Essa invariante, da borboleta sobre a flor, longe de ser uma obsessão do artista, desenvolve-se como o fulcro de onde se dissipa aquela que vai ser a comarca da Metalinguagem. É o cerne de onde o artista, com suas pinceladas espessas, com suas pinceladas em forma de pequenos retângulos miúdos, busca extrair, por meio de uma justaposição, o efeito tanto da cor quanto da luz solar. Bem diferente das pinceladas mais suaves da pintura acadêmica, buscando retratar o real do jeito que ele se apresenta e não distorcendo (no bom sentido) em nada, como se fosse um retrato ou se pintasse por meio da fotografia. Para encerrar, o que chamei aqui de Metalinguagem é um se deter de um (código = pintura) e que se ousa ficar sobre ele mesmo (código = fazer/fazendo uma borboleta sobre uma flor). Sucede dessa maneira: como se o teatro discorresse acerca do teatro.
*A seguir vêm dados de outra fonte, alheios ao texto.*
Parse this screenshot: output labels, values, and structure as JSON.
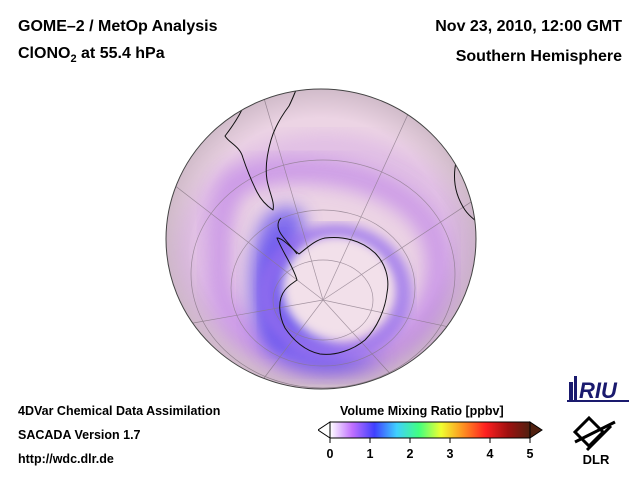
{
  "header": {
    "title_line1": "GOME–2 / MetOp Analysis",
    "species_main": "ClONO",
    "species_sub": "2",
    "species_level": " at 55.4 hPa",
    "datetime": "Nov 23, 2010, 12:00 GMT",
    "region": "Southern Hemisphere"
  },
  "footer": {
    "line1": "4DVar Chemical Data Assimilation",
    "line2": "SACADA Version 1.7",
    "line3": "http://wdc.dlr.de"
  },
  "colorbar": {
    "title": "Volume Mixing Ratio [ppbv]",
    "ticks": [
      "0",
      "1",
      "2",
      "3",
      "4",
      "5"
    ],
    "colors": [
      "#ffffff",
      "#c070ff",
      "#4040ff",
      "#40d0ff",
      "#40ff80",
      "#f0ff30",
      "#ff9020",
      "#ff2020",
      "#a01010",
      "#502010"
    ]
  },
  "logos": {
    "riu": "RIU",
    "dlr": "DLR"
  },
  "map": {
    "projection": "orthographic",
    "hemisphere": "south",
    "background_color": "#ecd4e4",
    "low_color": "#6c58f0",
    "mid_color": "#c58ee8"
  }
}
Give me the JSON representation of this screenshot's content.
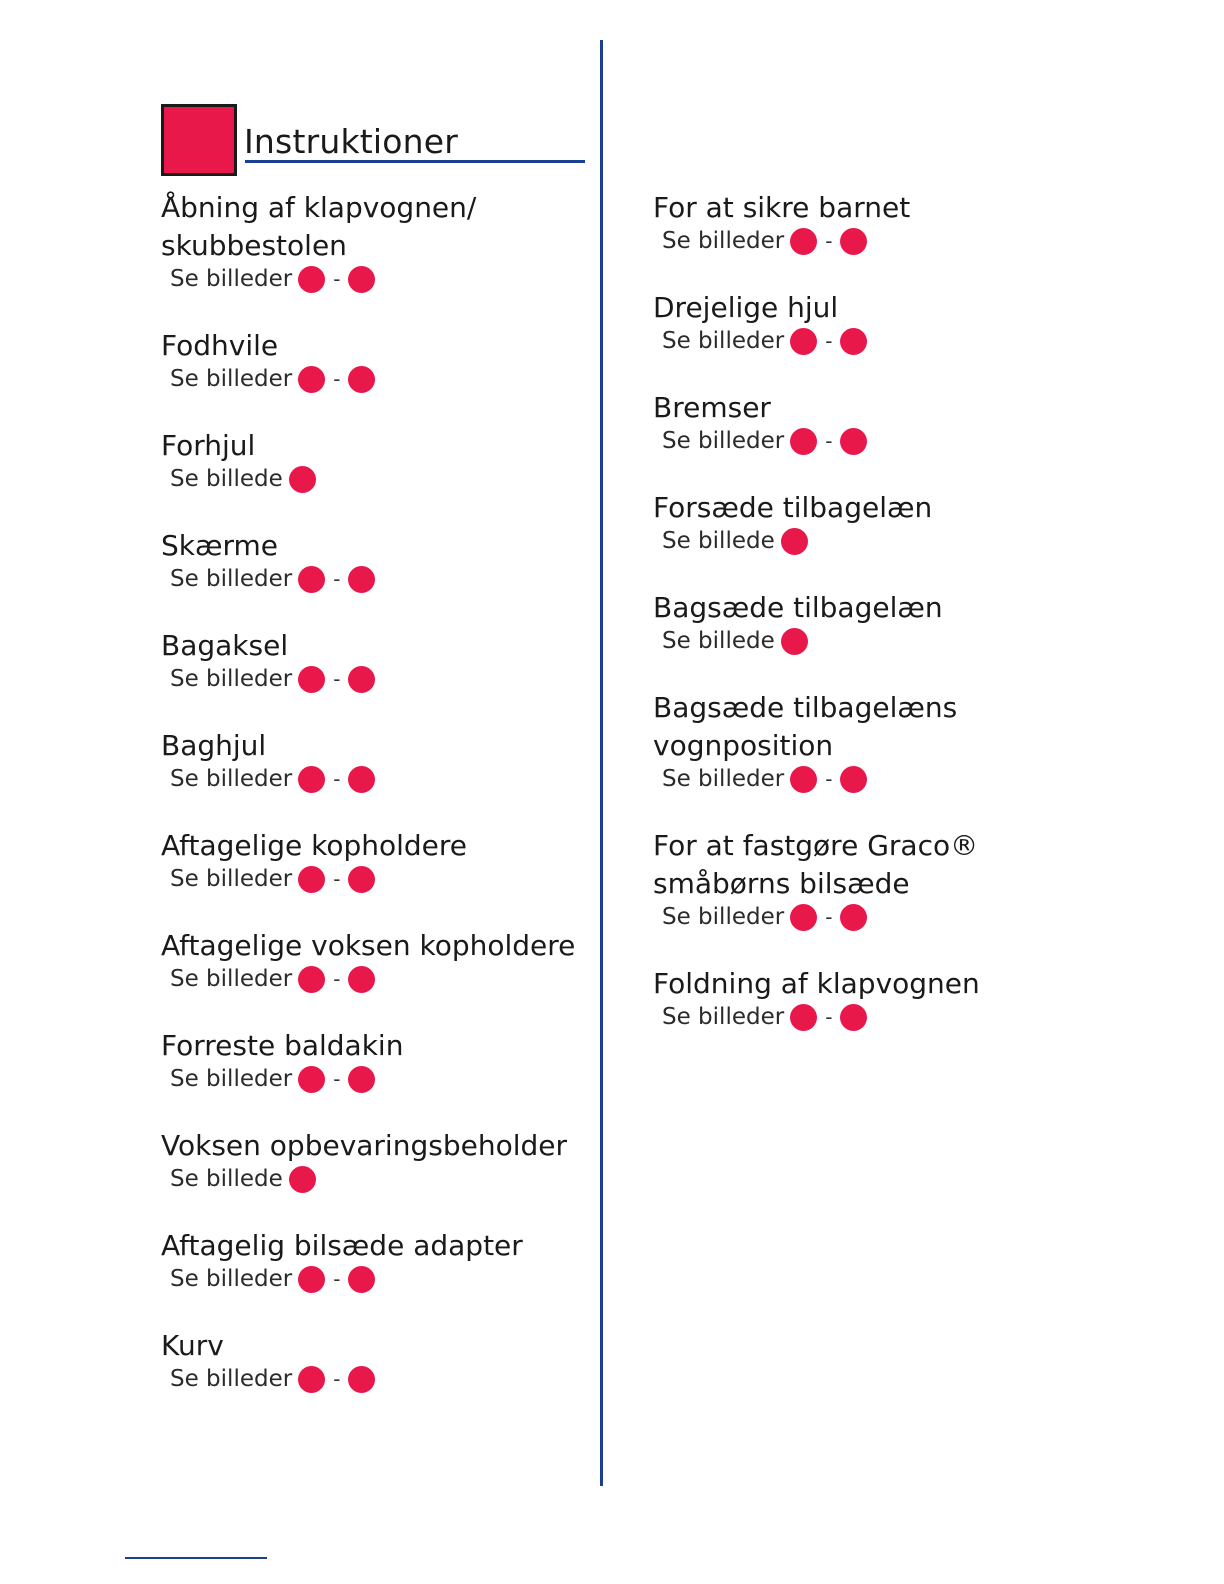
{
  "header": {
    "title": "Instruktioner"
  },
  "colors": {
    "accent": "#e8194a",
    "rule": "#1c3f94",
    "text": "#1a1a1a"
  },
  "left_column": [
    {
      "title": "Åbning af klapvognen/ skubbestolen",
      "ref": "Se billeder",
      "dot_count": 2,
      "dash": "-"
    },
    {
      "title": "Fodhvile",
      "ref": "Se billeder",
      "dot_count": 2,
      "dash": "-"
    },
    {
      "title": "Forhjul",
      "ref": "Se billede",
      "dot_count": 1,
      "dash": ""
    },
    {
      "title": "Skærme",
      "ref": "Se billeder",
      "dot_count": 2,
      "dash": "-"
    },
    {
      "title": "Bagaksel",
      "ref": "Se billeder",
      "dot_count": 2,
      "dash": "-"
    },
    {
      "title": "Baghjul",
      "ref": "Se billeder",
      "dot_count": 2,
      "dash": "-"
    },
    {
      "title": "Aftagelige kopholdere",
      "ref": "Se billeder",
      "dot_count": 2,
      "dash": "-"
    },
    {
      "title": "Aftagelige voksen kopholdere",
      "ref": "Se billeder",
      "dot_count": 2,
      "dash": "-"
    },
    {
      "title": "Forreste baldakin",
      "ref": "Se billeder",
      "dot_count": 2,
      "dash": "-"
    },
    {
      "title": "Voksen opbevaringsbeholder",
      "ref": "Se billede",
      "dot_count": 1,
      "dash": ""
    },
    {
      "title": "Aftagelig bilsæde adapter",
      "ref": "Se billeder",
      "dot_count": 2,
      "dash": "-"
    },
    {
      "title": "Kurv",
      "ref": "Se billeder",
      "dot_count": 2,
      "dash": "-"
    }
  ],
  "right_column": [
    {
      "title": "For at sikre barnet",
      "ref": "Se billeder",
      "dot_count": 2,
      "dash": "-"
    },
    {
      "title": "Drejelige hjul",
      "ref": "Se billeder",
      "dot_count": 2,
      "dash": "-"
    },
    {
      "title": "Bremser",
      "ref": "Se billeder",
      "dot_count": 2,
      "dash": "-"
    },
    {
      "title": "Forsæde tilbagelæn",
      "ref": "Se billede",
      "dot_count": 1,
      "dash": ""
    },
    {
      "title": "Bagsæde tilbagelæn",
      "ref": "Se billede",
      "dot_count": 1,
      "dash": ""
    },
    {
      "title": "Bagsæde tilbagelæns vognposition",
      "ref": "Se billeder",
      "dot_count": 2,
      "dash": "-"
    },
    {
      "title": "For at fastgøre Graco® småbørns bilsæde",
      "ref": "Se billeder",
      "dot_count": 2,
      "dash": "-"
    },
    {
      "title": "Foldning af klapvognen",
      "ref": "Se billeder",
      "dot_count": 2,
      "dash": "-"
    }
  ]
}
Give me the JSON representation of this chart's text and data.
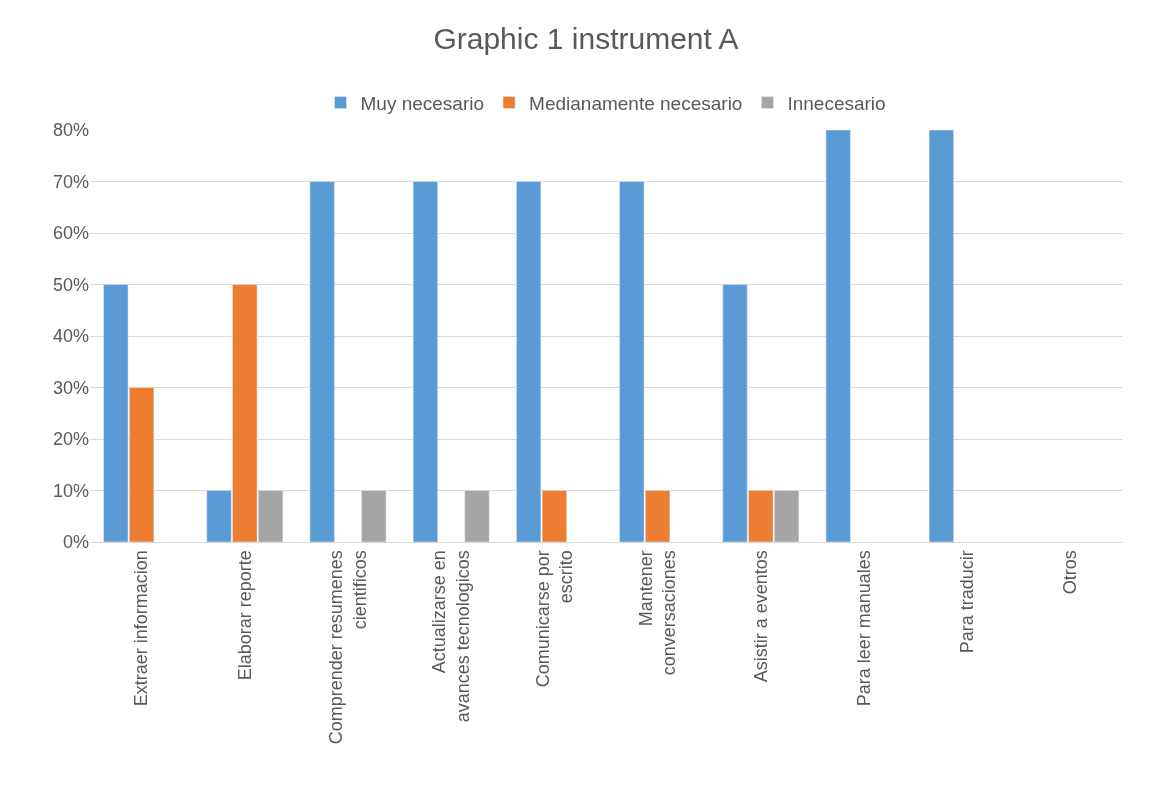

A quantidade do que falei, só pode ser por conta de uma coisa: o artista busca, através de um exercício contínuo que não chega a enfadar, pelo contrário, se esmera, com as pinceladas consistentes, com encorpamento de tinta, aqui ou acolá exercitando uma sombra ou outra. Com efeito, nenhum estilo histórico poderia ser mais adequado ao exercício de uma pintura que se volta sobre si mesma: o Expressionismo tão peculiar de Napoleão Nunes. Mesmo o Expressionismo nos seus primórdios, no início do século XX, esse artista ainda consegue chantar diferenças, mesmo porque o nosso sol é bastante diferente do hemisfério norte, cuja luminosidade resplende uma transparência que ressalta as nossas cores e nuances. Por fim, gostaria de dizer que a Metalinguagem – o artista pintando os mesmos temas – nos conduziu a pensar dessa maneira. Há uma mensagem que evidencia ela mesma, ou seja, a insistência de fixar sobre um mesmo tema, como se necessitasse aprender a arte do Expressionismo e o que encontrou de melhor para o prazer do domínio foram apenas três elementos: orquídea, beija-flor e qualquer espécie de flor.